A second-year journalism student, Mark Boyer, said the proposed fee increase is the hot topic on campus right now, despite the fact that it wouldn’t affect current students.

Like Van Ells, the first-year student, he doesn’t think he’d have been able to attend Berkeley if he’d had to pay an additional $10,000 a year. And that’s what he’s heard from all the students and alumni talking about it, he said.

“I think it’s disappointing that the university system isn’t providing enough toward paying the bills for the journalism school,” he said. “But it’s also disappointing that the journalism school thinks this is the only way to address these financial issues.”

Boyer said a $10,000 per year spike seems like a radical solution, and he fears it could change the culture of the school by pricing out low- and middle-income students.
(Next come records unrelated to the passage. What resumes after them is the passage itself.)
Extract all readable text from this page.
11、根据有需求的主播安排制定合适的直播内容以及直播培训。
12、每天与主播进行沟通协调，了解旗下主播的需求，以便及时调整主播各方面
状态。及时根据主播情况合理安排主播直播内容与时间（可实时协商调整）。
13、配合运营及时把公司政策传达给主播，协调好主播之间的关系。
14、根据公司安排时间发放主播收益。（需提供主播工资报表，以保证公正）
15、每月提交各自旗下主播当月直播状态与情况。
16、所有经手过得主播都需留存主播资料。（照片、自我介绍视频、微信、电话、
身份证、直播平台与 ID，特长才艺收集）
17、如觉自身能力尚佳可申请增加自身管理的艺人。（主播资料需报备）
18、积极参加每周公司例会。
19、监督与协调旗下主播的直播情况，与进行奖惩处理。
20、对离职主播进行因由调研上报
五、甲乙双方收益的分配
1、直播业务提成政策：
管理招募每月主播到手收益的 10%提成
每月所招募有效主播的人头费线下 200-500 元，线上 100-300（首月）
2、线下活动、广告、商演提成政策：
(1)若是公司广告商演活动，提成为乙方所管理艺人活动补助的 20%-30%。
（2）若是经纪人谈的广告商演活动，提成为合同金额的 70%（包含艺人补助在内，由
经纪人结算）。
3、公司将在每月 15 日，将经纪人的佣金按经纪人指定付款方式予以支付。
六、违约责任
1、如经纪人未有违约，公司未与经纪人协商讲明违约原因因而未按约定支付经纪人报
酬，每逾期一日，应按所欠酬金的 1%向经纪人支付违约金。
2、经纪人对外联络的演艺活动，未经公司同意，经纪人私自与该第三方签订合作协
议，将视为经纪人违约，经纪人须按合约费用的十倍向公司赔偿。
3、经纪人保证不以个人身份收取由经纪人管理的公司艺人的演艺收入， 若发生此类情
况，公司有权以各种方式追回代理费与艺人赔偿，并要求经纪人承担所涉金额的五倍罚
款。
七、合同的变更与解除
Jennifer Chaussee, also a second-year student, is encouraging students to attend a town-hall-style meeting at the Berkeley campus today where they can hear the dean’s proposal and ask questions. Today’s meeting follows one last week at which the proposal and related financial information was presented to faculty members and lecturers.

One of the biggest questions still circulating is whether the administration has exhausted all its revenue and fund raising possibilities before introducing this worst-case scenario of passing on the cost to students, she said.

Wasserman has only been in his role as dean since January 2013, and it takes time to build relationships for successful fund-raising campaigns, she said.

Chaussee said she also hasn’t seen much explanation for how the figure of $10,250 was calculated.

 “They’re essentially doubling what we’re paying, and that’s nuts,” she said. “If they want a couple thousand dollars more a year, that’s one thing… But this amount seems excessive.”